Le RIBI (Responsible Investment Brand Index), qui analyse chaque année plus de 600 gestionnaires d'actifs dans le monde entier, montre l'écart considérable qui existe entre les promesses et la réalité. Seule la moitié environ des institutions financières sont en mesure d'expliquer ce qu'elles représentent. Et moins de la moitié parviennent à communiquer leurs valeurs de manière crédible. Cela peut sembler abstrait, mais cela peut être mesuré de manière concrète : les entreprises qui ont une identité claire gagnent beaucoup plus de confiance et de fidélité de la part de leurs clients. Elles connaissent une croissance plus stable à long terme, même lorsque les marchés sont instables. En d'autres termes, dans un monde où les produits deviennent interchangeables, c'est de plus en plus celui qui les propose qui compte, et non ce qui est proposé.
La technologie ne peut remplacer l'attitude
Les investisseurs agissent de manière beaucoup moins rationnelle qu'ils ne le pensent, qu'il s'agisse d'investisseurs privés ou de professionnels institutionnels. Le consensus scientifique actuel est qu'il ne peut y avoir de décision sans émotion. Les faits servent à les justifier, mais elles sont déclenchées par les sentiments, la confiance et l'instinct.
Une blockchain peut rendre les transactions infalsifiables, mais elle ne peut se substituer à une culture fondée sur la confiance. Un algorithme peut lire des données, mais il ne peut incarner des valeurs. La confiance naît là où commence la responsabilité. Là où les institutions ne se contentent pas de la gérer, mais la vivent – dans leur attitude, leur histoire, leurs actions quotidiennes.
Un exemple : lorsque UBS a racheté Credit Suisse en 2023, il ne s'est pas seulement produit un changement sur le marché. Un vide psychologique s'est créé. De nombreux clients ne se sont pas d'abord interrogés sur les rendements, mais plutôt : à qui puis-je faire confiance maintenant ?

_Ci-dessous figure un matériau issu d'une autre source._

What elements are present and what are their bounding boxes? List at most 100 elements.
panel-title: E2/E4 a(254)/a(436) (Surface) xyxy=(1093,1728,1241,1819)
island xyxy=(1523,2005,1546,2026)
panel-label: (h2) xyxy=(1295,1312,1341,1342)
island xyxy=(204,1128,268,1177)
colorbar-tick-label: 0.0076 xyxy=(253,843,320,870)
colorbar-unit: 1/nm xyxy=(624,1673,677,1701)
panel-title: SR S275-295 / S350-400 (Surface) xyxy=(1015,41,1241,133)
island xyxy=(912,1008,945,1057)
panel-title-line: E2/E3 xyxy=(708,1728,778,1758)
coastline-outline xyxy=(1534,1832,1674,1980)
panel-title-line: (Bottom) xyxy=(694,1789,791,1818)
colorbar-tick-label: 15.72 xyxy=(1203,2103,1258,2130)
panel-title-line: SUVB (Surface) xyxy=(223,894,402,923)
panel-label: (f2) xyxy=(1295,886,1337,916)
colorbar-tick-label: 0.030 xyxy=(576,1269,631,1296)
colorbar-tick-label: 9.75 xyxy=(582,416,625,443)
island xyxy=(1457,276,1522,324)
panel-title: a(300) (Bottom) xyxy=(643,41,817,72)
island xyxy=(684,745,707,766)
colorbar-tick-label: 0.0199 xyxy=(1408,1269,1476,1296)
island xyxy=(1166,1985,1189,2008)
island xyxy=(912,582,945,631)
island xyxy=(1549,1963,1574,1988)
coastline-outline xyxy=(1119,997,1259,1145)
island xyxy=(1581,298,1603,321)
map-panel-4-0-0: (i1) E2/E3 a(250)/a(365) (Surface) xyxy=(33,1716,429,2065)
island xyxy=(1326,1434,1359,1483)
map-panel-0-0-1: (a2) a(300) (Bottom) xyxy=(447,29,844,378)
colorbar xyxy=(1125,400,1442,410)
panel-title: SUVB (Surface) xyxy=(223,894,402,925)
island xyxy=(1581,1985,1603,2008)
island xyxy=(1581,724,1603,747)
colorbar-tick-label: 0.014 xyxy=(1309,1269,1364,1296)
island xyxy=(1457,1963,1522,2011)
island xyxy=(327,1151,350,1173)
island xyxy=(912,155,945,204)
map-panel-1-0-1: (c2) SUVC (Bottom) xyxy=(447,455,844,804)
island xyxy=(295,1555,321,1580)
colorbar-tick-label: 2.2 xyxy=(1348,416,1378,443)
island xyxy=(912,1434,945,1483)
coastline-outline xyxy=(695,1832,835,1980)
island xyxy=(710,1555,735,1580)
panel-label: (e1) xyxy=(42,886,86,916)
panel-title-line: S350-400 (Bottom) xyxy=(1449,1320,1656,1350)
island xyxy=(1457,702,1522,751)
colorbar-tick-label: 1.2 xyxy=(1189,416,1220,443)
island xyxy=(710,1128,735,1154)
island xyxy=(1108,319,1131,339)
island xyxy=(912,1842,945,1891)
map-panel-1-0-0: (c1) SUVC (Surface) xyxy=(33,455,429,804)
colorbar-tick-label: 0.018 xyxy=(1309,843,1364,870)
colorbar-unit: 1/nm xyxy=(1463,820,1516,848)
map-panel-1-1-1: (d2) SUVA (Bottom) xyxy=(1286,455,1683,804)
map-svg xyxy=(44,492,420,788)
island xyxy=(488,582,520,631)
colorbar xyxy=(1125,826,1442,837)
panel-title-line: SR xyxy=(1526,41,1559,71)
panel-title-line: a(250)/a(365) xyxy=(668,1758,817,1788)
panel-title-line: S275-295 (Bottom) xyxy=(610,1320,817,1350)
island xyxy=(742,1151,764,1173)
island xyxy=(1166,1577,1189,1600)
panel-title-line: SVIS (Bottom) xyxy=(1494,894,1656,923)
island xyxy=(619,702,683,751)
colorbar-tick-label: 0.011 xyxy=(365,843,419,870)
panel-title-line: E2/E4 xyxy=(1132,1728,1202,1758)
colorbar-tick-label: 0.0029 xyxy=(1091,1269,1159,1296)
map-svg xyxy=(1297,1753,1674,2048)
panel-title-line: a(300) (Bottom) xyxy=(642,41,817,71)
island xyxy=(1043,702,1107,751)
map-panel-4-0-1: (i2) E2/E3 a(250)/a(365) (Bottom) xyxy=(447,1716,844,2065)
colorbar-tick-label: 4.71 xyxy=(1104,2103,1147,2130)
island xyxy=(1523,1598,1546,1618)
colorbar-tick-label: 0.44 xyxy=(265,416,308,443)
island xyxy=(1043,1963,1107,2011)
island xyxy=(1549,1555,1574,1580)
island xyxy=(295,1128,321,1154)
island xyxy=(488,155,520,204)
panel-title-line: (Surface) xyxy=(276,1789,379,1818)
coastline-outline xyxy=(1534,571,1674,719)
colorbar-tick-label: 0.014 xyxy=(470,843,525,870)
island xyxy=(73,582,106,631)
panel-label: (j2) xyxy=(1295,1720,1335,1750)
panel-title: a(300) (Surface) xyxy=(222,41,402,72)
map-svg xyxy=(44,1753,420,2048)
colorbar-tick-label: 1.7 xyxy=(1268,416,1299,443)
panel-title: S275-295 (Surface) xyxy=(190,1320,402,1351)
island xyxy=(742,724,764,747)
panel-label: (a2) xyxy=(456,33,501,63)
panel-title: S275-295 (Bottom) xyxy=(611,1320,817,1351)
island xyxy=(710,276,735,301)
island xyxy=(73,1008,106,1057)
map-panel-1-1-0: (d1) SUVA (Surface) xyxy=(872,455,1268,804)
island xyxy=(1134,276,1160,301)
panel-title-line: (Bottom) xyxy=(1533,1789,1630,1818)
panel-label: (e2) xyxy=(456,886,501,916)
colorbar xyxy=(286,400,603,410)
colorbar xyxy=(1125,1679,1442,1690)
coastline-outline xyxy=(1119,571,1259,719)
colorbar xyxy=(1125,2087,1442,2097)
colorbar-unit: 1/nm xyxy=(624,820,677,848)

Le fait que des institutions plus petites telles que ZKB, Vontobel ou Pictet aient ensuite enregistré des entrées de capitaux n'était pas dû à des taux d'intérêt plus élevés, mais à leur attitude. Ces banques ont construit au fil des décennies une identité qui est restée crédible, cohérente et humaine, même en temps de crise.
Il en va de même pour les nouveaux acteurs : les FinTech ne gagnent pas du temps grâce à la publicité, mais grâce à une promesse de marque claire : transparence, simplicité, équité. Leur identité est leur produit. Des banques blockchain et des gestionnaires d'actifs numériques avec des bureaux sur la Paradeplatz vont voir le jour, des lieux où la proximité est vécue et où l'élément humain se fond harmonieusement dans des flux de données de plus en plus numériques.

La confiance comme constante économique
Le psychologue Dan Ariely le résume ainsi : « Nous surestimons constamment notre rationalité. » Les investisseurs suivent les humeurs, les humeurs suivent les histoires, et les histoires ont besoin de conteurs. Mais l'identité n'est pas une question de marketing, ni de rebranding, ni de nouvelle couche de peinture, mais une nécessité économique. C'est le cadre dans lequel le comportement est interprété.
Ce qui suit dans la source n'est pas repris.